Nesse mesmo sentido, a Associação dos Grandes Consumidores de Energia e Consumidores Livres (ABRACE) prevê que os consumidores poderão sofrer com um aumento de R$ 20 bilhões caso seja efetivada a privatização da Eletrobras[viii]. Isso porque, segundo a associação, com “a contratação de termelétricas em quantidades e locais já definidos, sem suporte e estudo técnico, pode resultar no aumento de custo”. Para o setor produtivo, a ABRACE estima uma elevação de 20% na conta de energia, o que por sua vez pode provocar repasses desses custos e, consequentemente, por exemplo, no aumento nos preços do leite (10%) e da carne (7%). Outra proposta da MP que a associação prevê elevação das contas de energia é a de prorrogação do Programa de Incentivo às Fontes de Energia Elétrica (PROINFA), que compõe as tarifas de energia elétrica, na ordem de R$ 3 bilhões ao ano.
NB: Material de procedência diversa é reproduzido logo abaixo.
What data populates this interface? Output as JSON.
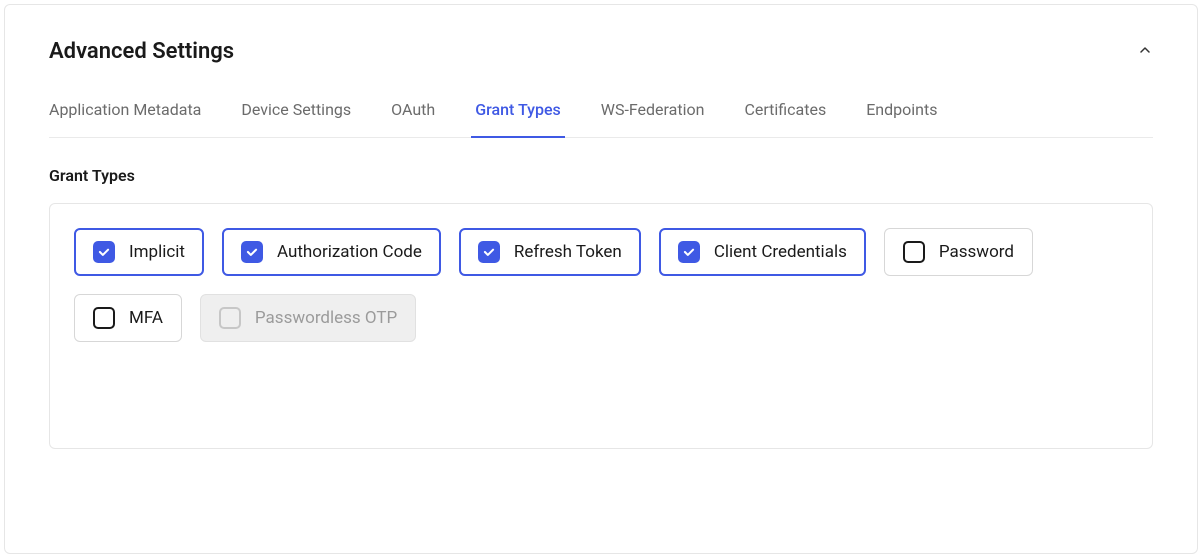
{
  "header": {
    "title": "Advanced Settings"
  },
  "tabs": [
    {
      "label": "Application Metadata",
      "active": false
    },
    {
      "label": "Device Settings",
      "active": false
    },
    {
      "label": "OAuth",
      "active": false
    },
    {
      "label": "Grant Types",
      "active": true
    },
    {
      "label": "WS-Federation",
      "active": false
    },
    {
      "label": "Certificates",
      "active": false
    },
    {
      "label": "Endpoints",
      "active": false
    }
  ],
  "section": {
    "label": "Grant Types"
  },
  "grant_types": [
    {
      "label": "Implicit",
      "checked": true,
      "disabled": false
    },
    {
      "label": "Authorization Code",
      "checked": true,
      "disabled": false
    },
    {
      "label": "Refresh Token",
      "checked": true,
      "disabled": false
    },
    {
      "label": "Client Credentials",
      "checked": true,
      "disabled": false
    },
    {
      "label": "Password",
      "checked": false,
      "disabled": false
    },
    {
      "label": "MFA",
      "checked": false,
      "disabled": false
    },
    {
      "label": "Passwordless OTP",
      "checked": false,
      "disabled": true
    }
  ],
  "colors": {
    "accent": "#3f59e4",
    "border": "#e6e6e6",
    "text": "#1a1a1a",
    "muted": "#6b6b6b",
    "disabled_bg": "#efefef"
  }
}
Além disso, com a reserva de mercado para as PCHs, a ABRACE estima uma alta de R$ 1 bilhão nas contas de energia por 30 anos.


Outra associação que realizou importante estudo do impacto tarifário com a privatização da Eletrobras é Associação de Engenheiros e Técnicos do Sistema Eletrobras (AESEL)[ix]. Um ponto relevante ressaltado pela AESEL é que a Eletrobras possui várias usinas remuneradas pelo sistema de cotas, com valores bem baixos, de aproximadamente R$ 61/MWh. Com a privatização, passaria por um processo de descotização, elevando as tarifas no decorrer de 30 anos.


Atualmente, com a hidrologia desfavorável, o risco hidrológico tem majorado esse custo para R$ 93/MWh, ainda assim abaixo do preço de mercado. De acordo com a MP, segundo estimativas do Ministério de Minas e Energia (MME), os preços da venda de energia dessas usinas se elevariam para R$ 155/MWh no período de 2022 e 2029, e, para R$ 167/MWh entre 2030 e 2051. Desse modo, o preço da energia comercializada pela Eletrobras sofreria altas de 67% e 80% respectivamente.


O mesmo estudo realizado pela associação prevê que, com isso, poderá ocorrer um aumento de 14% nas tarifas das distribuidoras de energia elétrica, mais que o dobro da inflação (IPCA) acumulada nos últimos 12 meses até abril/2021 (6,76%)[x].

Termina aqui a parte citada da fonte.